Monday, February 04, 2008

Color Vs. Gender, The Great Debate

In her editorial in the New York Times, Gloria Steinem makes some interesting observations about race, gender, and the democratic race.

Steinem writies, "What worries me is that some women, perhaps especially younger ones, hope to deny or escape the sexual caste system; thus Iowa women over 50 and 60who disproportionately supported Senator Clinton, proved once again that women are the one group that grows more radical with age."


"Why is the sex barrier not taken as seriously as the racial one? The reasons are as pervasive as the air we breathe: because sexism is still confused with nature as racism once was; because anything that affects males is seen as more serious than anything that affects “only” the female half of the human race."

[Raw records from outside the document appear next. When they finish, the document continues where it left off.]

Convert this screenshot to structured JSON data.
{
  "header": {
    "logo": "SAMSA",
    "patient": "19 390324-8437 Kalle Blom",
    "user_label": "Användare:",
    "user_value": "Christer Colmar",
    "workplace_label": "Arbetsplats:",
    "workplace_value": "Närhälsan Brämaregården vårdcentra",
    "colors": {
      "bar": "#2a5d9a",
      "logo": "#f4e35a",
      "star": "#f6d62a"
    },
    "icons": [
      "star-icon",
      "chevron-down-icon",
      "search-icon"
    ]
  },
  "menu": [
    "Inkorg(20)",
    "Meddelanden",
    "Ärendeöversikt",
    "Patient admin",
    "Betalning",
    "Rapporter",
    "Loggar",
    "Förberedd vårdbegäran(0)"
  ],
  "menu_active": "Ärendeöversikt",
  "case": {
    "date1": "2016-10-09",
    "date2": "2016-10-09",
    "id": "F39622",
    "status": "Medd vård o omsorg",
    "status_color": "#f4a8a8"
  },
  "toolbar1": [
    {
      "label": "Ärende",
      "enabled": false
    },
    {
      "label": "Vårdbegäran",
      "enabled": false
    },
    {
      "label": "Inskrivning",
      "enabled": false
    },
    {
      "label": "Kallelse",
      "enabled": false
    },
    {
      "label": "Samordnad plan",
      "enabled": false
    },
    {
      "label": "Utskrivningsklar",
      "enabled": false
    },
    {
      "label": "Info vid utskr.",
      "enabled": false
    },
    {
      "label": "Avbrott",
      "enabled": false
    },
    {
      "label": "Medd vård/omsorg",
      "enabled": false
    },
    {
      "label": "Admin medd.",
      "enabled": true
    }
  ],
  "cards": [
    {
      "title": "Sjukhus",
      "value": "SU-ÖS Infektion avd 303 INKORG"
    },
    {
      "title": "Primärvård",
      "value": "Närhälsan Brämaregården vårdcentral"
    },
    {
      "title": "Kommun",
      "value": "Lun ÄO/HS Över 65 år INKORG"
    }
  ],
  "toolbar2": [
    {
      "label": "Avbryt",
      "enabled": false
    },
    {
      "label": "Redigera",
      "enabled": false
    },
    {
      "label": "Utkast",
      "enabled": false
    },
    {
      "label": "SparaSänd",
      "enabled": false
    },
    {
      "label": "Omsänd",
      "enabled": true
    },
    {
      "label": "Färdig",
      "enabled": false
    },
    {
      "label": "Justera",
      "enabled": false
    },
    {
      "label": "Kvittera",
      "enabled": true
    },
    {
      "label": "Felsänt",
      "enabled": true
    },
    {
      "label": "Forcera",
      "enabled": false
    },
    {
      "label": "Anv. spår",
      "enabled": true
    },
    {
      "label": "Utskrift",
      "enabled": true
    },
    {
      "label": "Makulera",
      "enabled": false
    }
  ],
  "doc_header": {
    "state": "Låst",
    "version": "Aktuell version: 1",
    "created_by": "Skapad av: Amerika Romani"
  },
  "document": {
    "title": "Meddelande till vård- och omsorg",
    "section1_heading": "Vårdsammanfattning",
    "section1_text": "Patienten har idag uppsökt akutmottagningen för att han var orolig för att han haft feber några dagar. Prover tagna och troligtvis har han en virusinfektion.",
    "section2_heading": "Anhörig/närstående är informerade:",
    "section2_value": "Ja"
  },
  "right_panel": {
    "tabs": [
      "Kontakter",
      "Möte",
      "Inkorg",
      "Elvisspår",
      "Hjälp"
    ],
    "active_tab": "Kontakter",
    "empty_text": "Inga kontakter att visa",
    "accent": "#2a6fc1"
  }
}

But, if one was listening to All Things Considered last night, they may have gotten a different perspective. ATC had a piece with South Caroline female, African-American activists in light of Clinton's stupid MLK comment.

The Marvelettes, three powerful political insiders in Orangeburg, S.C. — Labrena Aiken-Furtick, Gilda Cobb-Hunter and Baraka Cheeseboro — spoke with Michele Norris about negative reaction to the injection of race into Democratic primary politics.

The Marvelettes say that most of their difficulties come, not from being a woman, but for being black. Baraka says, "they speak of the question, am I black or female? Black women are being forced to chose. Most of the problems that I have had come from being black, not a woman. They also speak about what legacy they want to leave their children and the question of whether they are willing to vote against someone who will advance the lives of people of color."

This is why I have had an easier time relating to the civil rights and gay movements than the feminism movement. I will not be disrespectful of the feminist movement, but, like these African-American activists, what has happened to me a disabled person has been so profoundly worse than what has happened to me as a woman. I can't even see any gender prejudice, because I'm so busy dealing with the other. If I had the choice between a able-bodied woman and a crippled man, I'd probably vote for the guy too.

Our country is in a strange time. While it is exciting to see two 'minorities' running for president, we cannot lose sight of the bigger picture. Who will stop the war -- not matter if their skin is black or they wear skirts.

1 comment:

Pearl said...

Interesting post. I was glad to read the review of your book too. A Man and a Woman Standing in the Rain in Front of a Candy Store sounds lovely. I'll try to remember to swing by your blog more often.